Пока я прихожу в себя и пытаюсь встать, Николай Александрович говорит по селектору. Прибегают санитары, кладут больного на каталку и везут в операционную. «В розовую» успеваю заметить, значит серьезное и надолго. Ждать не имеет смысла, и я ухожу домой. В следующий мой приход никто этот случай не вспоминает, и мое присутствие сводится к уборке, помощи сестрам и чтению книг. Мне здесь совершенно неинтересно. Врачи со мной не общаются, с медсестрами общаться мне не хочется самой. Пациенты, не вызывают никакого сочувствия, только отвращение. Я периодически ловлю себя на мысли, что не понимаю людей, которые гробят свое время, свою жизнь свой талант, во имя их спасения. Желание стать врачом куда-то пропадает, я понимаю, что так же, как они, самоотверженно, из года в год, из раза в раз, штопать эти пустые, испитые головы просто не смогу. «Нет, медицина – это не мое», – решаю окончательно я для себя, и иду к Николаю Александровичу, сообщить, что больше не буду ходить на занятия.
– Ну что, отличница, – говорит он, увидев меня, – из тебя получится хороший врач, приходи, я дам тебе рекомендацию, только не в хирурги, хорошо? – говорит он улыбаясь.
Мне неловко и стыдно, я опускаю глаза и краснею.
– Да нет, говорю я, я не пойду в медицину, не мое это.
– Почему это? – он удивленно несколько секунд смотрит на меня, но потом добавляет, – это правильно, не легкий это хлеб.
***
–
– Нет еще, сейчас пойду.
Я закрываю книгу, по которой мне предстоит сдавать экзамен, и иду в кабинет нашего врача.

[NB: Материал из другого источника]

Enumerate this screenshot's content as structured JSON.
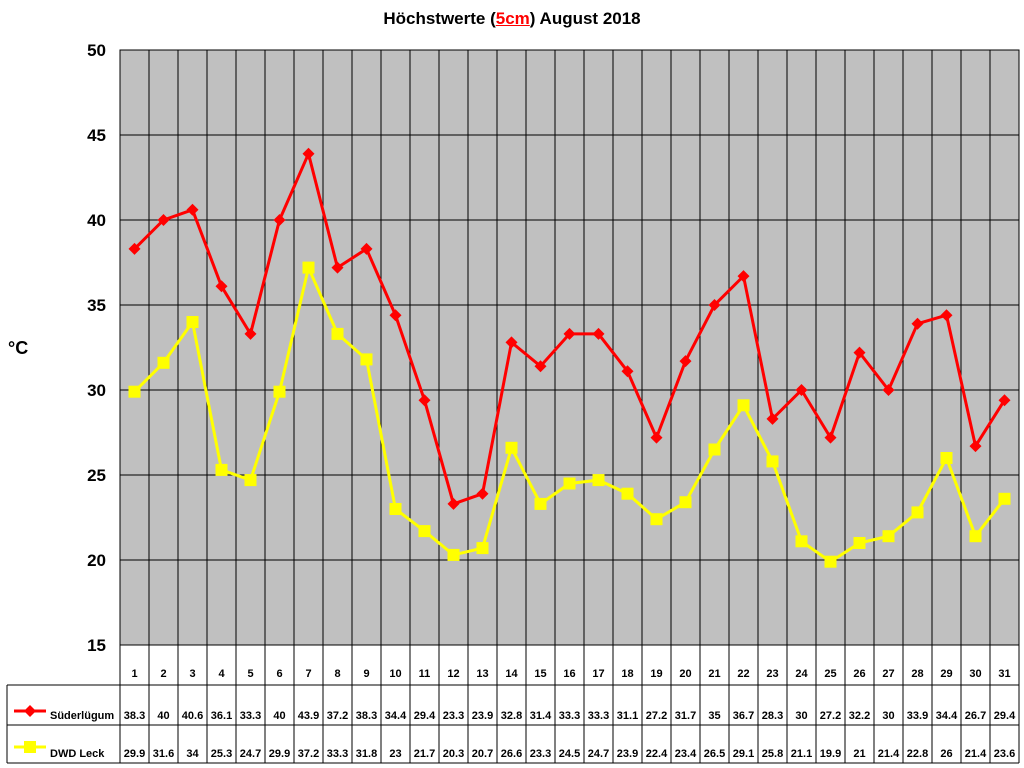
{
  "chart_data": {
    "type": "line",
    "title": {
      "prefix": "Höchstwerte (",
      "highlight": "5cm",
      "suffix": ") August 2018"
    },
    "ylabel": "°C",
    "xlabel": "",
    "ylim": [
      15,
      50
    ],
    "yticks": [
      15,
      20,
      25,
      30,
      35,
      40,
      45,
      50
    ],
    "grid": true,
    "legend": "data-table-left",
    "categories": [
      "1",
      "2",
      "3",
      "4",
      "5",
      "6",
      "7",
      "8",
      "9",
      "10",
      "11",
      "12",
      "13",
      "14",
      "15",
      "16",
      "17",
      "18",
      "19",
      "20",
      "21",
      "22",
      "23",
      "24",
      "25",
      "26",
      "27",
      "28",
      "29",
      "30",
      "31"
    ],
    "series": [
      {
        "name": "Süderlügum",
        "color": "#ff0000",
        "marker": "diamond",
        "values": [
          38.3,
          40,
          40.6,
          36.1,
          33.3,
          40,
          43.9,
          37.2,
          38.3,
          34.4,
          29.4,
          23.3,
          23.9,
          32.8,
          31.4,
          33.3,
          33.3,
          31.1,
          27.2,
          31.7,
          35,
          36.7,
          28.3,
          30,
          27.2,
          32.2,
          30,
          33.9,
          34.4,
          26.7,
          29.4
        ]
      },
      {
        "name": "DWD Leck",
        "color": "#ffff00",
        "marker": "square",
        "values": [
          29.9,
          31.6,
          34,
          25.3,
          24.7,
          29.9,
          37.2,
          33.3,
          31.8,
          23,
          21.7,
          20.3,
          20.7,
          26.6,
          23.3,
          24.5,
          24.7,
          23.9,
          22.4,
          23.4,
          26.5,
          29.1,
          25.8,
          21.1,
          19.9,
          21,
          21.4,
          22.8,
          26,
          21.4,
          23.6
        ]
      }
    ],
    "plot_background": "#c0c0c0"
  }
}
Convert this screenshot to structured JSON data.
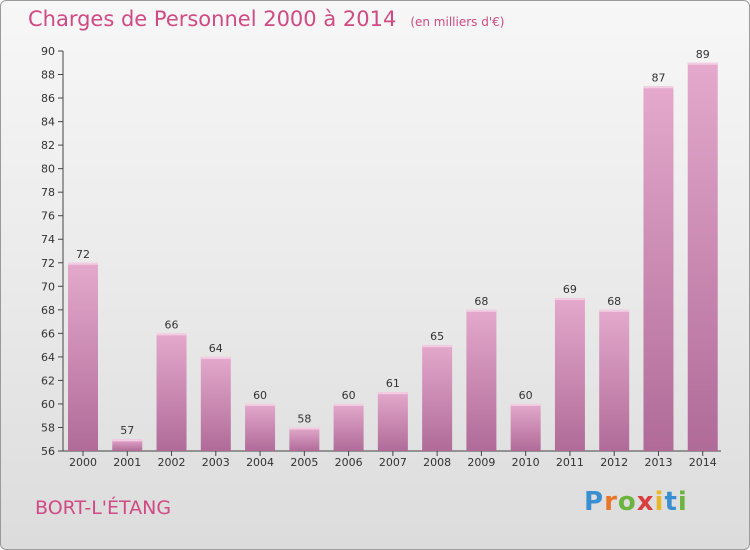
{
  "title": "Charges de Personnel 2000 à 2014",
  "unit": "(en milliers d'€)",
  "commune": "BORT-L'ÉTANG",
  "logo": "Proxiti",
  "colors": {
    "bar_top": "#e4a9cc",
    "bar_bottom": "#b06b98",
    "title": "#d04a83",
    "axis": "#444444"
  },
  "chart_data": {
    "type": "bar",
    "title": "Charges de Personnel 2000 à 2014",
    "ylabel": "",
    "xlabel": "",
    "ylim": [
      56,
      90
    ],
    "yticks": [
      56,
      58,
      60,
      62,
      64,
      66,
      68,
      70,
      72,
      74,
      76,
      78,
      80,
      82,
      84,
      86,
      88,
      90
    ],
    "categories": [
      "2000",
      "2001",
      "2002",
      "2003",
      "2004",
      "2005",
      "2006",
      "2007",
      "2008",
      "2009",
      "2010",
      "2011",
      "2012",
      "2013",
      "2014"
    ],
    "values": [
      72,
      57,
      66,
      64,
      60,
      58,
      60,
      61,
      65,
      68,
      60,
      69,
      68,
      87,
      89
    ],
    "grid": false
  }
}
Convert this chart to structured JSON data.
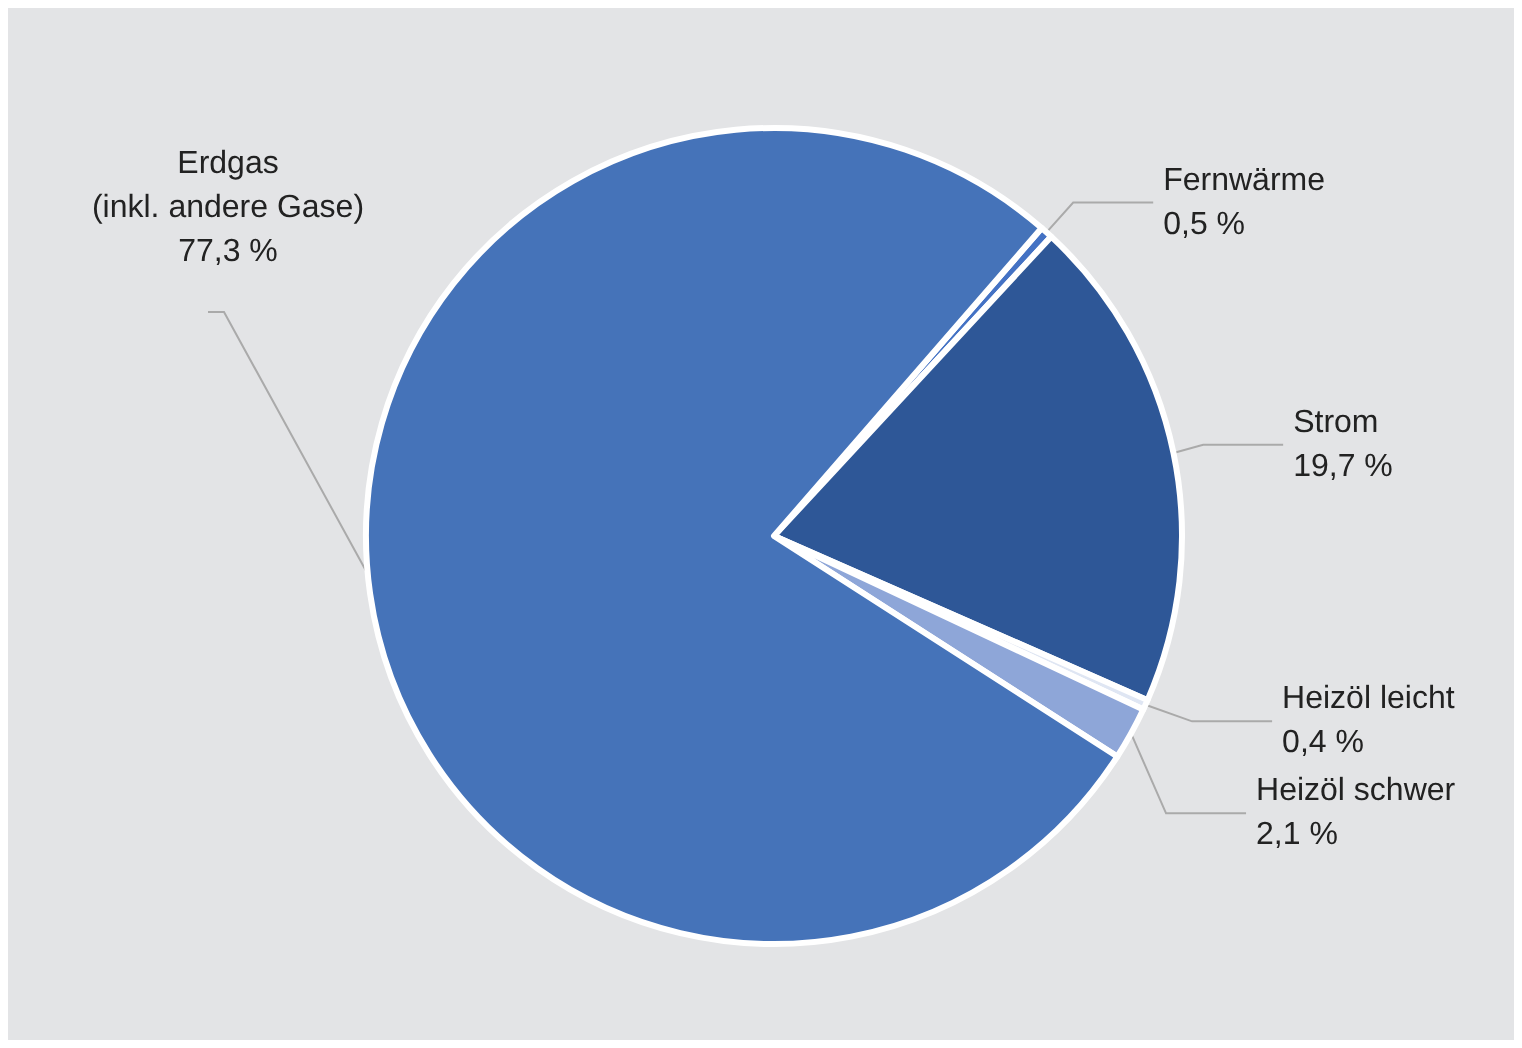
{
  "chart_data": {
    "type": "pie",
    "categories": [
      "Fernwärme",
      "Strom",
      "Heizöl leicht",
      "Heizöl schwer",
      "Erdgas (inkl. andere Gase)"
    ],
    "values": [
      0.5,
      19.7,
      0.4,
      2.1,
      77.3
    ],
    "value_labels": [
      "0,5 %",
      "19,7 %",
      "0,4 %",
      "2,1 %",
      "77,3 %"
    ],
    "colors": [
      "#4472c4",
      "#2e5797",
      "#dfe6f3",
      "#8ea6d8",
      "#4573b9"
    ],
    "legend": false
  }
}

– Третий разряд, экзамен сдавать? – врач смотри на меня с нескрываемым раздражением и презрением.
– Фамилия как?
Я называю фамилию, он отыскивает мою книжку альпиниста.
– Нина, значит, ну расскажите нам, Нина, – он на минуту задумывается, – что вы будете делать с открытым переломом голени.
Я даже на секунду не задумываюсь, отвечаю спокойно и уверенно:
– Сначала нужно наложить жгут, потом сделать противошоковое мероприятие. Вколоть промедол, эфедрин, кофеин. Затем местное обезболивание – новокаин. Затем наложить шину. Время наложения жгута необходимо запомнить, через каждые два часа жгут необходимо ослаблять. Он пытается меня запутать, уточняя, как я буду накладывать жгут, и даже предлагает мне это продемонстрировать. Отвечаю, накладываю, не введусь на провокации, уверенно называю дозировки лекарств.
– Идите, четыре, – говорит врач, ставя оценку мне в книжку.
– За что? – я не то, что в ужасе, я просто вне себя от негодования, – за что – четыре?
– За то, что в жизни, вы никогда это не сделаете, – отвечает мне врач, отдавая мне книжку и указывая на дверь.
– А если сделаю, – говорю я с вызовом.
– Вы врач? – спрашивает он меня с не меньшим вызовом.
– Нет.
– Вот, ты себе ответила, а если сделаешь, – он переходит на ты и смотрит на меня с высокомерной улыбкой, – иди отсюда.
Я возвращаюсь на то место, где только что предавалась воспоминаниям, и мои глаза наполняются слезами.
А так все хорошо начиналось, думаю я. Я закончила третий курс Универа, который был самым интересным за все годы обучения, сдала сессию только с одной четверкой по политэкономии, и честно заработала повышенную стипендию. А в довершение всего еще и удачно выступила на соревнованиях по скалолазанию и получила путевку в альплагерь «Шхельда». Да и в лагере все так хорошо начиналось, у нас прекрасный инструктор, Миша, которому всего 25 лет и он сам питерский, потому в моем отделении еще двое ребят Ира и Коля, студенты из Питера, а Володя, тоже студент, но из Минска.
За размазыванием соплей по лицу меня застают наши питерские инструктора. Шурик, с которым мы едва знакомы, подходит и смотрит на меня удивленно:
– Что случилось?
Не прекращая плакать, я и говорю про четверку.
– Ну, ты даешь! Нашла тоже, о чем горевать. Это что, твоя самая большая проблема в жизни?
– Нет, конечно, просто мне обидно.
– Иди лучше, не светись с заплаканными глазами перед начальством, плакс в горах не любят, будешь часто плакать, спишут. А доктор, он просто ЧМО – и Шурик рассказывает истории про лагерного врача, от которых становится еще противнее. Выбора нет, я готовлю ребят к экзамену, они тоже получают свои четверки, и начинается наша счастливая пора.